Maria Shriver, Reflections on the Sargent
By Alan Gray
"I think the country is really ready to listen to what my father has to say."
In life, sometimes fatherhood is not determined by biology alone. There are those rare insistences in time and history where ideals and desire become the parents of innovation. Born of this strange brew of destiny comes heroes and legends. Shriver's swordless army has conquered the globe with peace and unity as their weapon.
Sargent Shriver's philosophy was "action" and his work was always about helping others. He was the driving force behind the Peace Corps and Maria notes that a lot of people we all know were in the Peace Corps, mentioning Chris Matthews and Chris Dodd among others.
Maria said it is her sincere desire that the current Presidential Candidates would start acting more like leaders and begin talking about the importance of civil service as well as continuing to talk about poverty in a way that sheds new light on the issues that really matter.
Shriver was really animated and stated that she was excited to see more people interested in the current political race. People seem to be more interested and grateful to be invited into the process. People can ignite the debate if the candidates don't do it.
When asked, "What can we do to make a difference today?" Maria says we can all talk to the presidential candidates. Ask them to talk about service and about making a difference. Ask the candidates what they believe in, rather than the problems they see with their opponents.
Maria sees the need for politicians to change, but politicians pretend not to change. That is a bad thing. If they never change, it means they are never touched by the people and events around them. The media and political campaigns constantly bring up past votes or obscure things they said many years ago, while in college.
When asked about the so-called "failure" of the War on Poverty, Maria said, "Johnson didn't complete his vision for a great society and daddy didn't end poverty. The Americans who reached for those goals advanced the promise of democracy and altered the nation's history as in no other era since the Civil War."
The War on Poverty reached three million people in one year and that doesn't sound like a failure in any way.
Since 1961, 200,000 Peace Corps heroes have served around the world. Their service has brightened the futures of the millions of people's lives they have touched as well as making the world a better place than it would have.

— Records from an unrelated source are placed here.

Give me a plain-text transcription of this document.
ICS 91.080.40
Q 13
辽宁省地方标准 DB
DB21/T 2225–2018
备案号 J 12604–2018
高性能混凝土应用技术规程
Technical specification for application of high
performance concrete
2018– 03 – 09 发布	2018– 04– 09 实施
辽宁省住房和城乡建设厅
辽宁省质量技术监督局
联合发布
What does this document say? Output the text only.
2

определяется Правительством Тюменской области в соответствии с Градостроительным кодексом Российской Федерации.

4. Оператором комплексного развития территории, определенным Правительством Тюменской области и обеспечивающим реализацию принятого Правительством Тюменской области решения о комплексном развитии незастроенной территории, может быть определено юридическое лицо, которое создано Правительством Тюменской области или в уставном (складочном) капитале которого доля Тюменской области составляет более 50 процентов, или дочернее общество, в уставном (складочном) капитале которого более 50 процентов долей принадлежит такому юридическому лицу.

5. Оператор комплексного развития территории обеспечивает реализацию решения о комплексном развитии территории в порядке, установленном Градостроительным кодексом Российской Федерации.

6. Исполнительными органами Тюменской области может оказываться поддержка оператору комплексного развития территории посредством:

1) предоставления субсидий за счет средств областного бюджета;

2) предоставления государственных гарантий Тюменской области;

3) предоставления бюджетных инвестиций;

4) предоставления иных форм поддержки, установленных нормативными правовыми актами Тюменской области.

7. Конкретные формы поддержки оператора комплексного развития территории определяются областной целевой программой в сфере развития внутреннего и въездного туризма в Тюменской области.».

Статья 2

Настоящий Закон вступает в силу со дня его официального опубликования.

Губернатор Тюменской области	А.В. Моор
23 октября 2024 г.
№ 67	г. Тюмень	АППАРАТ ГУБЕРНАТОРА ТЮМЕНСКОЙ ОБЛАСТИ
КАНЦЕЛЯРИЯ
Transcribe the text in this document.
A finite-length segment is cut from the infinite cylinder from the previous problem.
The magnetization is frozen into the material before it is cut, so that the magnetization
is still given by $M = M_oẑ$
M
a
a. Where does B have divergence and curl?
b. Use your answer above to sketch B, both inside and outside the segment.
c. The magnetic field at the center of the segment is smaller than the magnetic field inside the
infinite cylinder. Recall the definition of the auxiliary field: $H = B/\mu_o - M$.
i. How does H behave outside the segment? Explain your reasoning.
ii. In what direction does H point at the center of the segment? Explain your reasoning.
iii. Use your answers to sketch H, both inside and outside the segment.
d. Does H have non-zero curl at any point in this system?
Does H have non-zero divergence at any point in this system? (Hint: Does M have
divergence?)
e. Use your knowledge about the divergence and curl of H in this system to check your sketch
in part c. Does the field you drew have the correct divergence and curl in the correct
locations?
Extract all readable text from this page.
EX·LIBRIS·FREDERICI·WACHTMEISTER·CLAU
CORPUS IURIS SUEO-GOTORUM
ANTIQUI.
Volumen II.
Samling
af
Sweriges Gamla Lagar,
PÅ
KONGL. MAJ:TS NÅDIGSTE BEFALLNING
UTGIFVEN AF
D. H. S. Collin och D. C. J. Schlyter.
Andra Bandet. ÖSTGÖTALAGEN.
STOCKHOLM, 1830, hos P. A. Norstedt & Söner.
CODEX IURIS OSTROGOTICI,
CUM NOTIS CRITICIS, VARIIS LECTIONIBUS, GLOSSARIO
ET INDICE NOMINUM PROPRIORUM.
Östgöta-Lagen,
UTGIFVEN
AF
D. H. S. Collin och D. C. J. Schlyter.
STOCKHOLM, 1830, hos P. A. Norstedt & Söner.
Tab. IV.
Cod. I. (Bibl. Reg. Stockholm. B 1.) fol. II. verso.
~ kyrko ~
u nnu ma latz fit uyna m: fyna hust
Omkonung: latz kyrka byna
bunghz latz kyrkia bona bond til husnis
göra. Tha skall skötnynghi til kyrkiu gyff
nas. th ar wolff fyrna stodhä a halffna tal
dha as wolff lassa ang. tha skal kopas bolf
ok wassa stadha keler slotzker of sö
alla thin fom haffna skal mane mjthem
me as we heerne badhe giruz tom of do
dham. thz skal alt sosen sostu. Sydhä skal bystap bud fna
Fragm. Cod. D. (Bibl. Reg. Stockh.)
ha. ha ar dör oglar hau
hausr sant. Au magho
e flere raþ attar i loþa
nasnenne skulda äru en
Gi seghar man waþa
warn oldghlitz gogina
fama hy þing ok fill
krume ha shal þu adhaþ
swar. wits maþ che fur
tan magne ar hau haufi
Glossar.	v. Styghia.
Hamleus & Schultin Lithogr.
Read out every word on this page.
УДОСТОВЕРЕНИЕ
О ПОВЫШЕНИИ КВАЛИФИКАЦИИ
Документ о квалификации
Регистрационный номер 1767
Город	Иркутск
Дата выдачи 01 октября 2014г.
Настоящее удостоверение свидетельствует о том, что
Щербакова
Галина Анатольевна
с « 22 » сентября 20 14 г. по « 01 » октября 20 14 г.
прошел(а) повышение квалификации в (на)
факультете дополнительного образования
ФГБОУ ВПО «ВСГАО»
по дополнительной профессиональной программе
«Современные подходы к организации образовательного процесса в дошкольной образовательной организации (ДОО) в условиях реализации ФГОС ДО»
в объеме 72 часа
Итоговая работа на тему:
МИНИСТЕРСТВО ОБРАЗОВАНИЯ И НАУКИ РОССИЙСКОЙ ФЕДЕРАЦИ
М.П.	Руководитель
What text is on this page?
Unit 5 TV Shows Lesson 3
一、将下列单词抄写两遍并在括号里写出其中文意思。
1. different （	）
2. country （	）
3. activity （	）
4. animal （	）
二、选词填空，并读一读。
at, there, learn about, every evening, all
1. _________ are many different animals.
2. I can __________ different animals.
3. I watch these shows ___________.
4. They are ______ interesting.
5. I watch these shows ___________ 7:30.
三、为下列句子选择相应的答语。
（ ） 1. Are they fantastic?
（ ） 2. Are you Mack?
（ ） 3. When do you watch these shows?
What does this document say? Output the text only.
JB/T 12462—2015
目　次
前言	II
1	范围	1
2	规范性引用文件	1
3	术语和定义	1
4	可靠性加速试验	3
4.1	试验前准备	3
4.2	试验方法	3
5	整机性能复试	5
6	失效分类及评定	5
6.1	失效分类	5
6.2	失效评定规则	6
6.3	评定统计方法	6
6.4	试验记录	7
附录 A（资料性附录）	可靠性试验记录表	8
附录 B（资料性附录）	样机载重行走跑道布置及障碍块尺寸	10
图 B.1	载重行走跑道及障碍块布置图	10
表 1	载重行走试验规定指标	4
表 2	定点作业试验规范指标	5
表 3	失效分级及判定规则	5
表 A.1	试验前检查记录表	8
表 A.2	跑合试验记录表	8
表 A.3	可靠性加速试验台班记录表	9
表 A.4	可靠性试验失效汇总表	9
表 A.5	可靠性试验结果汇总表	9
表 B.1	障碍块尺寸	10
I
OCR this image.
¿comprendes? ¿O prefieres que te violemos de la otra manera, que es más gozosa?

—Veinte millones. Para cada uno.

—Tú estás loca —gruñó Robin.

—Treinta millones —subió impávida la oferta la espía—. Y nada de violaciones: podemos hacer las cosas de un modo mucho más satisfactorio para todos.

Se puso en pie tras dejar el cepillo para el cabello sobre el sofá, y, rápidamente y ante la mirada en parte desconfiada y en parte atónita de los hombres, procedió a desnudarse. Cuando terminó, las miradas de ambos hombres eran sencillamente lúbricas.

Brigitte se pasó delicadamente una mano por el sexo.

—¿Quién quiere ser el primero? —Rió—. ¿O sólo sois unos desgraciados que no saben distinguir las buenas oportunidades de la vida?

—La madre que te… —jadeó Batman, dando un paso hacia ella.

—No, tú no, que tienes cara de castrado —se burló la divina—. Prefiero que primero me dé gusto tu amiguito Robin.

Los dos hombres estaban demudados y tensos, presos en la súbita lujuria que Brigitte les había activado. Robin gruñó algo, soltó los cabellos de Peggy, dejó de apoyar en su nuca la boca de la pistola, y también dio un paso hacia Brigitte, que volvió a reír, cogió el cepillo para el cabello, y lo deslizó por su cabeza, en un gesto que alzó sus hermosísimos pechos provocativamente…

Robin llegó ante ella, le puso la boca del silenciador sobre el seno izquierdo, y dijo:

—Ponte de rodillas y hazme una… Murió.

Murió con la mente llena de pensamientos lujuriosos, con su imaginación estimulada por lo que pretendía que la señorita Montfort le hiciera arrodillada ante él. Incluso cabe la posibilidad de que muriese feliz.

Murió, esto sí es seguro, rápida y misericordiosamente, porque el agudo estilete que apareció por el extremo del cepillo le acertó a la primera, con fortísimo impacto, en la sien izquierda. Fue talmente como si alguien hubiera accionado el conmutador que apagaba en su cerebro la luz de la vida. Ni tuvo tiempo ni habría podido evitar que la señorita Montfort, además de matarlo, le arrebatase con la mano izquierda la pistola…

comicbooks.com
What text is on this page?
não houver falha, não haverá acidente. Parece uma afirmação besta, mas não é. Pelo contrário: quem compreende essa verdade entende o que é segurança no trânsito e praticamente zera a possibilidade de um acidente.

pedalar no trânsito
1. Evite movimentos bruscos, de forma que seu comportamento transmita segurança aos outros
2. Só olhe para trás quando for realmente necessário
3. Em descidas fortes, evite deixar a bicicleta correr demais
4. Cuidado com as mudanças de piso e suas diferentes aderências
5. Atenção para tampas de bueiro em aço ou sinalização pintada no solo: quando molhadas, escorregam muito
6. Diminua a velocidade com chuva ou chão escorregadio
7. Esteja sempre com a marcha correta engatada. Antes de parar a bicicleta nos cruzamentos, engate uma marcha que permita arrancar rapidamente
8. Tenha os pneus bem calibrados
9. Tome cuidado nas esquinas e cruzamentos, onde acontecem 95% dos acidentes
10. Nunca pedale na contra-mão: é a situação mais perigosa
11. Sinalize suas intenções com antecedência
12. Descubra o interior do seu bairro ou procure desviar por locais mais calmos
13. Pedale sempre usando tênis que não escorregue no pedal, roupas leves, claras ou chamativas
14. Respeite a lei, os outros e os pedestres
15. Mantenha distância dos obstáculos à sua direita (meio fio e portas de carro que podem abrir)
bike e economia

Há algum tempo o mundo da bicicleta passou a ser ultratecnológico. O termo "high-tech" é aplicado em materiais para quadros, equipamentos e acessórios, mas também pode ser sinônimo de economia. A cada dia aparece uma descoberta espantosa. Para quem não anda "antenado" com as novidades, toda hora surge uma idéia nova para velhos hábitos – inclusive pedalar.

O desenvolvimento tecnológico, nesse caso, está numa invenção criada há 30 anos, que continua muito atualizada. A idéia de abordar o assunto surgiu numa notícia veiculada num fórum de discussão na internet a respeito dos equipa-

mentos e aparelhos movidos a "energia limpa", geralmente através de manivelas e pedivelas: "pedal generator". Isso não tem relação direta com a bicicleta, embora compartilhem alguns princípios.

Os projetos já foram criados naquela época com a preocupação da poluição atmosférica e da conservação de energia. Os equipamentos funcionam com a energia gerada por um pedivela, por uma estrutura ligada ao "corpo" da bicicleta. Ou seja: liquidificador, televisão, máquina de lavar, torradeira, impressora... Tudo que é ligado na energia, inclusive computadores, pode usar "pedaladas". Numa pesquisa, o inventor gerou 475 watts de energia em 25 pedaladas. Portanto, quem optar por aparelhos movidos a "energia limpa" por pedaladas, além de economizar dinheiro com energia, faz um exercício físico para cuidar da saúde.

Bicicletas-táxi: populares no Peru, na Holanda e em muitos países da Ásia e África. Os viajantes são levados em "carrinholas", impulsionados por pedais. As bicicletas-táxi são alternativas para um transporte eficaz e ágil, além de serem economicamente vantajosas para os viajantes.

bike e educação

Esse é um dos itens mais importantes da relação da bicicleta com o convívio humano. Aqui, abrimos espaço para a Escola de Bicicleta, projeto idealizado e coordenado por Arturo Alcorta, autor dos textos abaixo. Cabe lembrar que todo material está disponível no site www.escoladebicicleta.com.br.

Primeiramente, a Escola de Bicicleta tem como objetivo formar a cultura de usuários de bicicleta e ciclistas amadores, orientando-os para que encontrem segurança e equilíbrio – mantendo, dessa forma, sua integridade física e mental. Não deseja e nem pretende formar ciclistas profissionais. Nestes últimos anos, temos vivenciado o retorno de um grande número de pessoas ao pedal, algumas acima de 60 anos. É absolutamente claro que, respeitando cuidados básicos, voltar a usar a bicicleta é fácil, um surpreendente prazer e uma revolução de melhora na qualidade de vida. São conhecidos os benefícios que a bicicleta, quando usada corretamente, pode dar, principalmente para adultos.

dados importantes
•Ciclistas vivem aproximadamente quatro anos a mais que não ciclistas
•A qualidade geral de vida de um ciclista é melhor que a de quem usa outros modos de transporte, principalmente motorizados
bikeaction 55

Sargent Shriver, more than anyone else, put into practice the thought that serving one's nation and people is a noble enterprise. Anyone, from the lowest of the low to the highest of the high, can do that. It just takes determination and effort.
Now is the time for all Americans to make a difference. Get up out of your chair, register to vote, research the issues, press the candidates and cast your ballot.
And a final thought from Maria Shriver, "How do you get people to credit the idea that everyone needs to make a contribution to the problems of society?"
Given Sargent Shriver's relationship with Martin Luther King Jr. and his commitment to volunteerism, it is fitting that PBS presents American Idealist, a film about Shriver's life and vision, on Martin Luther King Day, January 21 at 9 p.m. PT / 10 p.m. ET (Check your local listings).